COMPLICATIONS AFTER BARIATRIC SURGERY: A SYSTEMATIC REVIEW AND META-ANALYSIS

Sunday, October 20, 2013
Key Ballroom Foyer (Hilton Baltimore)
Poster Board # P1-33
Health Services, and Policy Research (HSP)

Su-Hsin Chang, PhD1, Carolyn R.T. Stoll, MPH, MSW2, Jihyun Song, PhD3, Amanda Calhoun1, Nikki Freeman, MA1, J. Esteban Varela, MD, MPH, FACS4, Christopher J. Eagon, MD4 and Graham A. Colditz, MD, DrPH1, (1)Washington University School of Medicine, St. Louis, MO, (2)Division of Public Health Sciences, Washington University School of Medicine, St. Louis, MO, (3)Seoul National University, Seoul, South Korea, (4)Division of General Surgery, Washington University School of Medicine, St. Louis, MO

Purpose: The goal of this study is to explore surgical complications resulting from different procedures of bariatric surgery using recently published data (past 10 years) and appropriate meta-analysis techniques.

Methods: Surgeries considered were Roux-en-Y gastric bypass (RYGB), adjustable gastric banding (AGB), and sleeve gastrectomy (SG). Complications in our analysis included deep vein thrombosis, pulmonary embolism, stroke, myocardial infarction, pneumonia, respiratory failure, bleeding, bowel obstruction, anastomotic stenosis, stricture, anastomotic leakage, nausea/vomiting, reflux, and wound infection. Literature searches of Medline, Embase, Scopus, Current Contents, Cochrane Library, and the Clinicaltrials.gov databases between 2003 and March 2012 were performed. Articles were screened for exclusion and inclusion criteria before data extraction. Randomized controlled trials (RCTs) and observational studies were analyzed separately. Post-surgery complication rates were synthesized by random-effects (RE) meta-analyses using both Bayesian RE models and Bhaumik models due to rare adverse events in some cases. Complications reported at various time points were categorized into ≤30 days, 30 days-1 year, and >1 year.

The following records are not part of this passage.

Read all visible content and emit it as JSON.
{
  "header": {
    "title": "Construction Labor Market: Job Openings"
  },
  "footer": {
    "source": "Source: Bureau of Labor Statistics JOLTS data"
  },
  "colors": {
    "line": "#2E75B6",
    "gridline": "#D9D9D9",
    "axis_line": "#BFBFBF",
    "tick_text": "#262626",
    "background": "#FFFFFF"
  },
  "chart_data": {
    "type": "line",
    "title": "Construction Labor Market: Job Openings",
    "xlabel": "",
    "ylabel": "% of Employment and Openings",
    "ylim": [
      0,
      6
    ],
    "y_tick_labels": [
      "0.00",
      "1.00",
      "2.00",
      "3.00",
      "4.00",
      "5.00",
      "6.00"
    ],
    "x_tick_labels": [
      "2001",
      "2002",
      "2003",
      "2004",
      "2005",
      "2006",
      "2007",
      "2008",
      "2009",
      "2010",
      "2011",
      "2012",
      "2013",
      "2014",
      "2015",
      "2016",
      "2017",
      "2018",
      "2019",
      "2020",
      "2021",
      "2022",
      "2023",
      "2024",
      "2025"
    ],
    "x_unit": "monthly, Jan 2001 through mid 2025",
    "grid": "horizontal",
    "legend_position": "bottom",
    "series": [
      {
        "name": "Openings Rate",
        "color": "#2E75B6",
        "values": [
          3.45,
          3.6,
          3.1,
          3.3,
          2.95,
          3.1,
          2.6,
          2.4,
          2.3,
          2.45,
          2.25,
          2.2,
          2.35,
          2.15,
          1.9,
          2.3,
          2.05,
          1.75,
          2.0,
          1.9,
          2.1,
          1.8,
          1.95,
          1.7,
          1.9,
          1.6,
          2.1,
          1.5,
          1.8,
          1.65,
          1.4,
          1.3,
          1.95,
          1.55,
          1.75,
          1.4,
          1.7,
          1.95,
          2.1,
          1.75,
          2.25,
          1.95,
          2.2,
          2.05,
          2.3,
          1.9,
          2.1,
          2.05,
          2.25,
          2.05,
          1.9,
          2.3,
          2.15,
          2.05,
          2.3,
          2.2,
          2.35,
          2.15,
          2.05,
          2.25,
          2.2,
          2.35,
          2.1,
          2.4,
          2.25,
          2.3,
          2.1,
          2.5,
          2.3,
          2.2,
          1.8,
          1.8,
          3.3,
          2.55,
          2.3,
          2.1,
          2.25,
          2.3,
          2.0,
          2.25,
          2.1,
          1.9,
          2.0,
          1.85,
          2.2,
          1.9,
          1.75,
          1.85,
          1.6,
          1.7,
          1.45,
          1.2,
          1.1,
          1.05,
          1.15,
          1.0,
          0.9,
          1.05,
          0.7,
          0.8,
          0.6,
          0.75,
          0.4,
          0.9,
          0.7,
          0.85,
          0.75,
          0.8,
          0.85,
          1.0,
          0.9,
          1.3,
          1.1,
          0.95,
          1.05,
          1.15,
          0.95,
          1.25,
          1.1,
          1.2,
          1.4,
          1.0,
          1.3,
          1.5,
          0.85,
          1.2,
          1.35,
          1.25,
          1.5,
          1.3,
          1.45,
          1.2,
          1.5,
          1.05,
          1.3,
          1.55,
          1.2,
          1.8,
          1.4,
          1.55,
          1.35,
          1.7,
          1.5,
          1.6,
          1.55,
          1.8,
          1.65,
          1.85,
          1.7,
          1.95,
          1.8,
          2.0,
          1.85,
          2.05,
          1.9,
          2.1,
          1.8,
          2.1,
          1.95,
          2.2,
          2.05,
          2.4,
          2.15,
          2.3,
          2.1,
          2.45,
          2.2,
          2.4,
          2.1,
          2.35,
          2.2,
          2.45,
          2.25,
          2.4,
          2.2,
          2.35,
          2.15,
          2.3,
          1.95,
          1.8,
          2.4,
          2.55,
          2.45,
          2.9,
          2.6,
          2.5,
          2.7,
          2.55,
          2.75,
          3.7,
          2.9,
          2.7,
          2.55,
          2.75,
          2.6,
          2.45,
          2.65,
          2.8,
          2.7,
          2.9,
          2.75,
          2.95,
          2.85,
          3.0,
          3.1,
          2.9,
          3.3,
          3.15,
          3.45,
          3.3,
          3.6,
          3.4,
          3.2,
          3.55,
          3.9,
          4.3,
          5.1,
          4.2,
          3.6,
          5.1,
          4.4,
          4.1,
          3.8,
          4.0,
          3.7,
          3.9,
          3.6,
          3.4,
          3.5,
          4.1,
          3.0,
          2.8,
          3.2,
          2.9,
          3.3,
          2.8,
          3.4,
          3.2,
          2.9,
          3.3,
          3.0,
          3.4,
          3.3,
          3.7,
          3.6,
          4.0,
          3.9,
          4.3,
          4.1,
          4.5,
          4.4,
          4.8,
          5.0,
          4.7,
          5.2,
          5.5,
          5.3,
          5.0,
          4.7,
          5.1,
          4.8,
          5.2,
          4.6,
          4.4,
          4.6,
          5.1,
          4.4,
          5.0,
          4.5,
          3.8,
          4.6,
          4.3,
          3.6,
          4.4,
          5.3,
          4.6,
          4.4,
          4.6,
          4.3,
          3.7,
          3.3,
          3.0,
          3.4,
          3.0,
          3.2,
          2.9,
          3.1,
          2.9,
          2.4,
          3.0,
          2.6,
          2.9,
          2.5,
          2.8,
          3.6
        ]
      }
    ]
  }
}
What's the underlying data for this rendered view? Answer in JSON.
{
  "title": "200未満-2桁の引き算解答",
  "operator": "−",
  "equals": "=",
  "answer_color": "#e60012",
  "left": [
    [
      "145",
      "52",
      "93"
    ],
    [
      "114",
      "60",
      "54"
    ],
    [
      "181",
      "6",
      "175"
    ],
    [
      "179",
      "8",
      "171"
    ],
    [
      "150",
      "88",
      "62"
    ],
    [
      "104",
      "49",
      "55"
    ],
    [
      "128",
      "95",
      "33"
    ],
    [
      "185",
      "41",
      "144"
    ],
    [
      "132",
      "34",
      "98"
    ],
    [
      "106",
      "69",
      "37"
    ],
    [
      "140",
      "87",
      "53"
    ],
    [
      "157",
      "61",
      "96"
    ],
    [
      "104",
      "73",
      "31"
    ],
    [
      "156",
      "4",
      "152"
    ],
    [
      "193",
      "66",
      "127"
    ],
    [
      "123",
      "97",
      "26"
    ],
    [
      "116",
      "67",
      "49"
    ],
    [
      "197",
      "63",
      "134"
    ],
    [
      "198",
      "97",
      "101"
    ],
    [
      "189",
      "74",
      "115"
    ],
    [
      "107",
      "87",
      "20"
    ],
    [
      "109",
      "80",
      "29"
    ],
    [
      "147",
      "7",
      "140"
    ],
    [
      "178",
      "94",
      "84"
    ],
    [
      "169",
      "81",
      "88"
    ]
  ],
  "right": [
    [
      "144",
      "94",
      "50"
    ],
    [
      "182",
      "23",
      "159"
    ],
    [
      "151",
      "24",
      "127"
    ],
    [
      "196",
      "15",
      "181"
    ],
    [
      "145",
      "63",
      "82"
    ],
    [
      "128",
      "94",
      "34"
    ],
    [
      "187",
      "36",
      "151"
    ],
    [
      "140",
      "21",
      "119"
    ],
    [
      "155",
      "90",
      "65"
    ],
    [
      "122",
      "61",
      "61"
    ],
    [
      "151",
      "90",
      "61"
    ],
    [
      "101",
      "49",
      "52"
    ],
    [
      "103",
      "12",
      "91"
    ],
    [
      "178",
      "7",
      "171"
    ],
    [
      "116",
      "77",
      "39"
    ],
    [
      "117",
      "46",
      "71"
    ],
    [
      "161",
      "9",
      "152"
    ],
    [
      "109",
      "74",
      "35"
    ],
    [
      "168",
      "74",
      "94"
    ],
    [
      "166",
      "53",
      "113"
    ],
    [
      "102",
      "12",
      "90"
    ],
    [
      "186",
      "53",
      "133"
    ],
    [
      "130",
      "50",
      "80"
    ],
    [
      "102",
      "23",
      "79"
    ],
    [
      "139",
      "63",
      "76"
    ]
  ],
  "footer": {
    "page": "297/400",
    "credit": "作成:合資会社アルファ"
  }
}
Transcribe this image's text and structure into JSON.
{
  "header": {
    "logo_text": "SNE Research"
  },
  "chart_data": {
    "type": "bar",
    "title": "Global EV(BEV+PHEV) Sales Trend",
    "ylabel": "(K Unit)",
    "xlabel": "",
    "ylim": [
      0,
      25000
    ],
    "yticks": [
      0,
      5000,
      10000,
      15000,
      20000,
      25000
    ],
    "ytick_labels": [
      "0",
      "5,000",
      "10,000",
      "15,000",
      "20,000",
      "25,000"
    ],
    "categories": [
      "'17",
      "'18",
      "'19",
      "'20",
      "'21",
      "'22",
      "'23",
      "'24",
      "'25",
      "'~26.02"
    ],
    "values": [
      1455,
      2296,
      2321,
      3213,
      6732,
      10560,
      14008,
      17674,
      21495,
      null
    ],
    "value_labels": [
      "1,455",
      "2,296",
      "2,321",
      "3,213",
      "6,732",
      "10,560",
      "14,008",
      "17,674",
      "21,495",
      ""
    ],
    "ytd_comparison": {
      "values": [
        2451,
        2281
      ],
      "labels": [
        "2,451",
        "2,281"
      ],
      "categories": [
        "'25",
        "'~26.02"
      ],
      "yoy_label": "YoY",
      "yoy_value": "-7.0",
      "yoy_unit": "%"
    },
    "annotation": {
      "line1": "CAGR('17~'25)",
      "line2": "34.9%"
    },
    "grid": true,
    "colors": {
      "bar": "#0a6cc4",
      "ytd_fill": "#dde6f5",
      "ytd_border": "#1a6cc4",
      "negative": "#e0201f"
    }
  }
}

Results: We only report the Bayesian RE means and the 95% credible intervals in brackets for RCTs. Bleeding rates were 4.6% [2.3%-8.1%], 2.9% [1.2%-5.1%], and 0.95% [0.07%-3.3%] for ≤30 days, 30 days-1 year, and >1 year, respectively. Gastroesophageal reflux (6.3% [1.8%-12.7%]) was the most commonly seen complication, followed by nausea/vomiting (5.1%, [1.8%-10.4%]). Among the procedures, AGB contributed most to the high complication rates (6.1% for reflux and 8.4% for nausea/vomiting). For pulmonary complications, respiratory failure rate was 0.9% [0.1%-3.3%] and pneumonia rate was 2.6% [1.2%-4.2%]. RYGB had the highest pneumonia rate (2.8%), followed by SG (2.2%). Incidence rate of pulmonary embolism was 0.2% [0.0%-0.8%] (RYGB (0.8%) resulting in a higher rate than AGB (0.3%)). 2.1% [0.4%-5.5%] of patients had a gastrointestinal leak after surgery. 4% of RYGB patients reported an anastomotic leak. Bowel obstruction was found in 3.1% [1.3%-5.5%] of patients, in which RYGB appeared to have the highest rate (3.3% [1.2%-6.2%]).

Conclusions: The overall complication rate after bariatric surgery is low. However, some of the complications are life threatening, and once complications occur, they not only affect post-surgery quality of life but also discount the benefits gained from weight loss. This study provides evidence suggesting that bariatric surgery is associated with non-negligible complications, which should be well communicated with patients when surgical treatment is suggested.